The German Bicycle Club rates Hanover as the second-most bike-friendly city in Germany (after Bremen). A big portion of Hanover’s downtown is already pedestrianized. The mayor states that Hanover will not declare war on cars but commits to building a car-free downtown by 2030. To motivate walking, the city maintains a painted “red thread” that starts at its central train station and guides pedestrians to the most popular destinations in and around downtown.
Lyon, the third largest city in France (after Paris and Marseille), has transformed the left bank of the Rhone River into a multi-use trail for walking, running, and rolling. At the confluence of the Rhone and Saone rivers, Lyon has built a new bridge across the Rhone exclusively for pedestrians, cyclists, and trams. The city pedestrianized two arterial streets in 1974 which inspired the Lyon Protocol, a proposal to slowly pedestrianize the entire portion of the city between the two rivers.
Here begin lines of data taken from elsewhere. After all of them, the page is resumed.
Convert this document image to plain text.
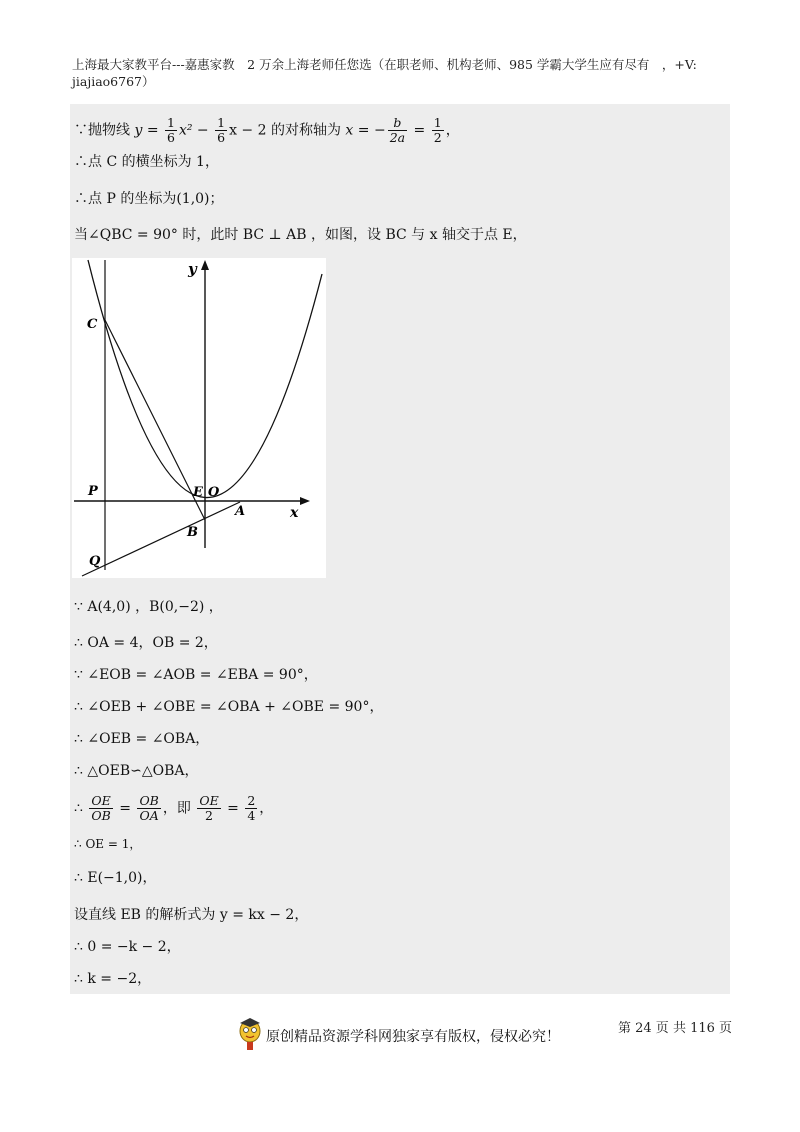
上海最大家教平台---嘉惠家教　2 万余上海老师任您选（在职老师、机构老师、985 学霸大学生应有尽有　，+V:
jiajiao6767）
∵抛物线 $y = \frac{1}{6} x^2 - \frac{1}{6}$ x − 2 的对称轴为 x = − $\frac{b}{2a} = \frac{1}{2}$ ，
∴点 C 的横坐标为 1，
∴点 P 的坐标为(1,0)；
当∠QBC = 90° 时，此时 BC ⊥ AB ，如图，设 BC 与 x 轴交于点 E，
y
x
C
P	E O
A
B
Q
∵ A(4,0) ，B(0,−2) ，
∴ OA = 4，OB = 2，
∵ ∠EOB = ∠AOB = ∠EBA = 90°，
∴ ∠OEB + ∠OBE = ∠OBA + ∠OBE = 90°，
∴ ∠OEB = ∠OBA，
∴ △OEB∽△OBA，
∴ $\frac{OE}{OB} = \frac{OB}{OA}$ ，即 $\frac{OE}{2} = \frac{2}{4}$ ，
∴ OE = 1，
∴ E(−1,0)，
设直线 EB 的解析式为 y = kx − 2，
∴ 0 = −k − 2，
∴ k = −2，
原创精品资源学科网独家享有版权，侵权必究！
第 24 页 共 116 页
Our last stop was Bordeaux, France, which aims to create a peaceful, “soothed” city with a plan that expands the pedestrian zone in the city center from 100 to 160 acres, creates car free streets near schools, and established a 19 mile-per-hour speed limit on almost 90 percent of the city’s streets. As in Toulouse and Lyon, only transit, bikes, and pedestrians are now allowed on the historic Pont de Pierre, the 19th Century stone-arch bridge commissioned by Napoleon which is the only bridge across the Garonne River in the city center.
One lesson from these cities is that people will walk, bike and use public transportation if given ecomobility options that get them safely and efficiently to where they want to go. Perhaps more importantly, these cities demonstrate that the main impediment to planet-friendly transportation is not historical traditions but political will.